Beijos ao acaso
Durante um espetáculo no Teatro Municipal, sentei sozinho nas últimas poltronas, como de costume. Gosto do silêncio da plateia e da ampla perspectiva do palco. Assim que me levantei, esbarrei em uma moça. Era muito bonita. Me desculpei e ela perguntou se poderia sentar ao meu lado.
— Sim, fique à vontade.
Trocamos alguns olhares que se encontravam e outros que se desencontravam.
— Quer sair daqui? — ela perguntou.
— Como?
— Dar uns beijos…
— Onde?
— Lá fora.
— Pode ser. Vamos aí.
Ela sorriu, deu um puxão na minha barba e saiu na minha frente. Fui atrás dela e nos encontramos lá fora. Não havia ninguém além de nós. A praça não estava tão clara, mas uma luz amarelecida e vacilante iluminava nossas cabeças. Nos beijamos por alguns minutos, espreitando a movimentação.
— Vamos lá pra casa – ela disse.
— Será que é uma boa? Não nos conhecemos direito…
— É sim. Você vai gostar. Relaxa…
— Ok…
Chegando lá, encontramos a família toda na sala. Provavelmente 10 a 12 pessoas. Ela perguntou meu nome na frente do pai e da mãe. Respondi naturalmente enquanto coçava a barba.

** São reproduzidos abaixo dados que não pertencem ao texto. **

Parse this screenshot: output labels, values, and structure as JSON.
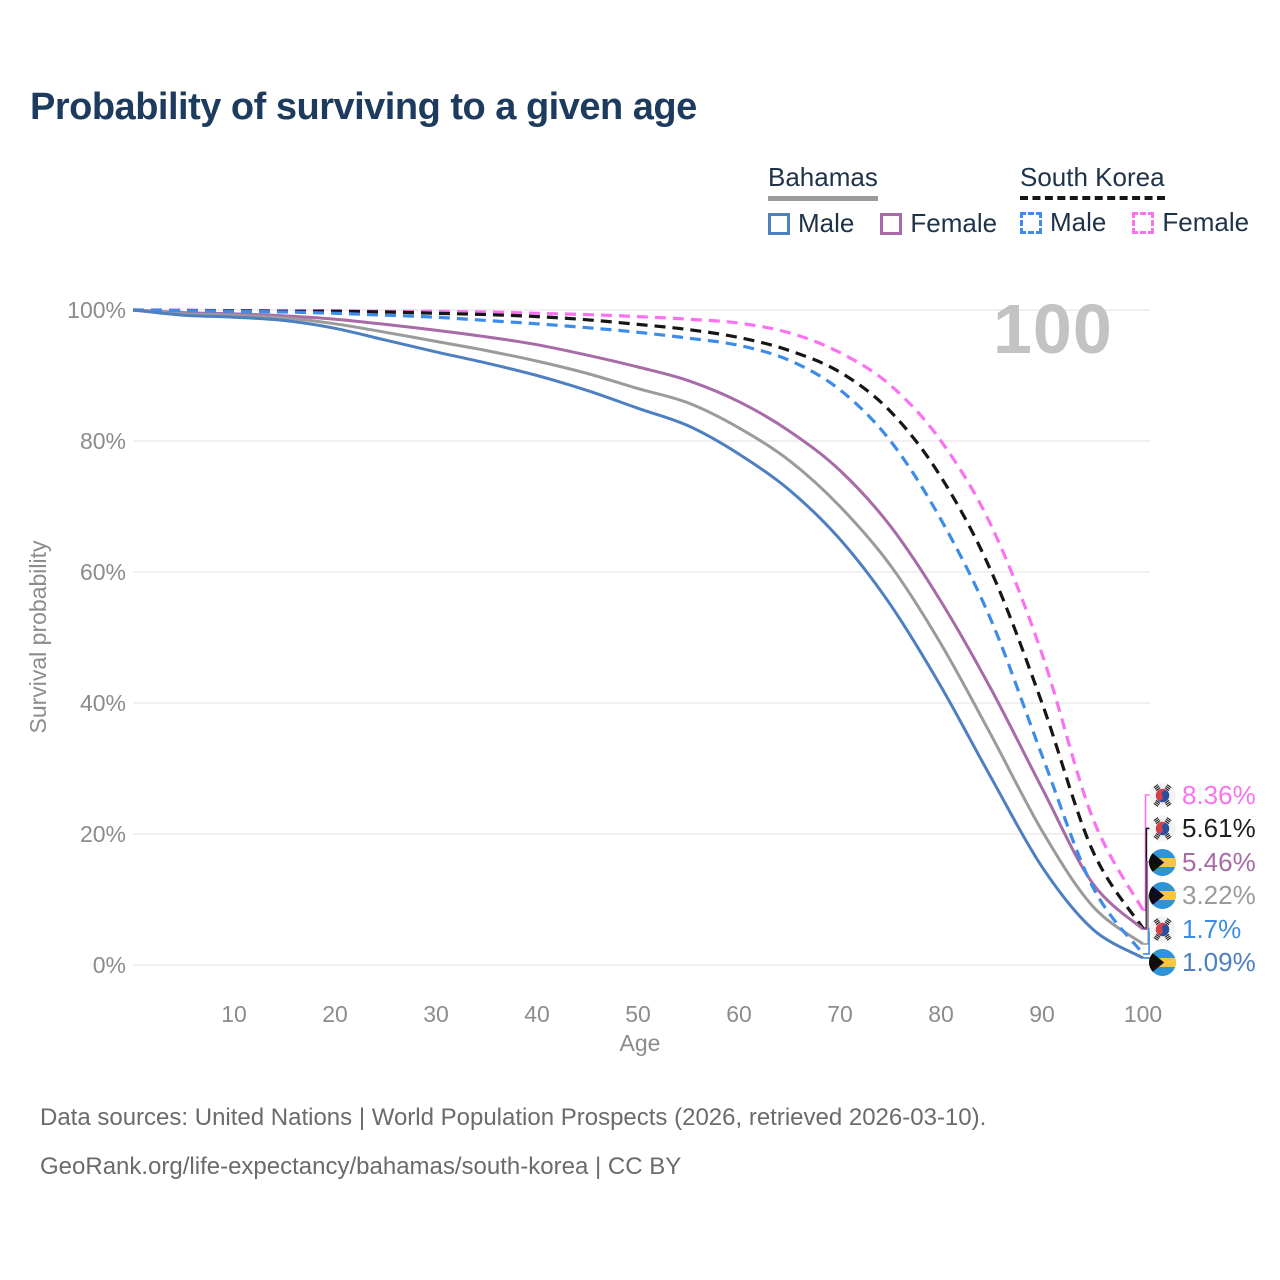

— Você não é brasileiro, é? — perguntou o homem.
— Não…
— Sabia! Com essa cara…
— Hum…
— Vamos lá pra varanda — ela sugeriu.
Nos beijamos um pouco mais, até que começamos a nos estranhar. Depois de meia hora, os olhos dela não eram mais os mesmos. Àquela altura, percebi que não tínhamos nada em comum, a não ser tempo ocioso. Ela me observou e disse:
— Você é muito barbudo. A gente podia cortar um pouco. Vou pegar a tesoura.
— Que isso? De jeito nenhum!
— Olhe, meu amor, se quiser namorar tem que ser do meu jeito…
— Como assim namorar? Quem aqui está falando em namoro?
— Como não, seu filho da puta? Você acha que é bom demais pra mim? É isso?
— De jeito nenhum. Você é incrível. Acho apenas que não estamos namorando…
— Como? Gostou de beijar, não gostou? Agora tem que seguir o riscado.
—Que isso, moça! Que riscado? – questionei com o coração palpitando.
— Você acha que é assim?
— Nos conhecemos, sei lá, acho que não tem mais de 40, 45 minutos…
— Não interessa. Você aceitou conhecer meus pais. Eles estão de prova.
Subitamente, ela gritou e o velho apareceu segurando um facão. O imaginei vindo para cima de mim arrastando a lâmina no piso e saltando com o facão apontado para a minha garganta.
— Quer um pedaço de cana? Estou rachando agora — perguntou o homem.
— Não, senhor, mas muito obrigado pela gentileza — respondi tentando esconder o suor das mãos que tremulavam.
O velho piscou e voltou para dentro da casa sem dizer nada. Ela continuou furiosa.
Falei que era melhor eu ir embora.
— Amanhã você vem que horas me ver?
— Não moro aqui.
— Mas você volta, né?
— Volto sim.
— Sendo assim, vou confiar na sua palavra.
Por garantia, passei três meses escondido dentro de casa.